Monday, January 03, 2005

Iraq's main Sunni Muslim party, which has already announced a boycott of the 30 January elections, has said it could also reject the new constitution scheduled to be drawn up after the vote.
Tariq al-Hashimi, secretary-general of the Iraqi Islamic Party, told Aljazeera on Sunday that his party would reject the constitution if it was against the movement's principles, dealing a further blow to hopes of a political process involving all the country's communities.
"We will reject the legitimacy of the results of the elections. The national assembly will be without legitimacy. We will reject it and we will also reject the constitution that it will draw up if it is against our principles," he said.
"We think that a situation marked by chaos and violence does not favour holding elections that will create a national assembly and even draw up the constitution.
"This assembly will not be representative of all categories of Iraqi society," al-Hashimi told Aljazeera.
He also echoed previous calls by his party for the election to be postponed and warned that other groups would pull out soon.
"Several parties, movements and groups who have still not taken a decision on this issue seriously want to delay the elections. We expect other withdrawals in the near future," he said.
Powell's prediction
Meanwhile, US Secretary of State Colin Powell on Sunday predicted a Shia victory in the planned Iraqi elections.
Powell foresees a Shia victory inthe upcoming electionsThe statement came amid growing indications that Sunni Arabs would either boycott the polls or would be prevented from taking part due to growing violence, which Powell said was not likely to stop any time soon.
"The new government that comes into place in Baghdad, the transitional national assembly, will be majority Shiite [Shia]," Powell said on NBC's Meet the Press show.
"That's the majority of the population."
According to the Encyclopaedia Britannica, Shia Muslims make up more than 53% of Iraq's population, concentrated mostly in the southern and central parts of the country.
Iranian influence
Powell also said he felt it was unlikely Shia control of Iraq's future government would mean it would be run from Tehran.
"My sensing right now is that, even though there may be Iranian influence - and Iranians will try to influence this, of course - there is sufficient difference and past serious disagreements and conflicts between Iranian and Iraqi Shia," he said.

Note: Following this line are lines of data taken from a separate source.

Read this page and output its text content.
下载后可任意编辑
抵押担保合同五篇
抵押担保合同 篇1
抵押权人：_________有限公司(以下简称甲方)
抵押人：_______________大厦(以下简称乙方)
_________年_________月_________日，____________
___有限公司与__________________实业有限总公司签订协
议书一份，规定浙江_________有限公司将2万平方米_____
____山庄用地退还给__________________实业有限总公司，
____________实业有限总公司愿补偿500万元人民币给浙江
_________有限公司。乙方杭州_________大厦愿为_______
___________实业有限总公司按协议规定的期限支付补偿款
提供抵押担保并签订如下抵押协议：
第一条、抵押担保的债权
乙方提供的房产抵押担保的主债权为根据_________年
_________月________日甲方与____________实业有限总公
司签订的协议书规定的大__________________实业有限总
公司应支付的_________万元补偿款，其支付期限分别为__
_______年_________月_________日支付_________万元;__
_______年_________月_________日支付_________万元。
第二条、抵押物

Given that, Iraqi Shia "will stand on their own two feet," he concluded.
Powell did not spell out reasons for his confidence, but US and other Western diplomats have been in contact with aides to Iraq's most prominent Shia cleric, Grand Ayat Allah Ali al-Sistani, and other Shia officials to discuss the elections and future political arrangements, officials said.
Al-Sistani was born in Iran andstudied theology in Qum
Although seen as a moderate influence in Iraqi politics, al-Sistani was born in Iran and studied theology in the central Iranian city of Qum.
Shia political leader Abd al-Aziz al-Hakim, whose Unified Iraqi Alliance is expected to do well in the upcoming polls, assured visiting US senators last month that Iran would not be allowed to meddle in Iraqi affairs.
But he is closely tied to the Supreme Council for Islamic Revolution in Iraq, an opposition group formed in Iran in 1982 and backed by it for many years.
Concern
However, a number of Iraqi and Arab officials expressed concern about Iranian influence in the war-torn country.
The Iraqi interim government said last month that Iran is "the source of terrorism in Iraq".
Jordan's King Abd Allah II has also charged that Iran was stoking violence in Iraq and trying to set up a Shia belt from Iran to Lebanon through Iraq and Syria
Calls for delay
Former Iraqi foreign minister Adnan Pachachi, who now heads the Sunni-dominated Iraqi Independent Democrats Party, called on Sunday for delaying the vote, saying elections under current circumstances would "leave a large segment of the population disenfranchised and many regions underrepresented".
Pachachi said delaying the election "for a few months" could help avoid a situation in which the legitimacy of the vote would be questioned.
"Nothing remotely like electioneering takes place in Iraq, even in relatively peaceful areas in the south and north," the veteran politician wrote in the Washington Post.
"For candidates to announce mass rallies would be to issue an open invitation for terrorists to attack."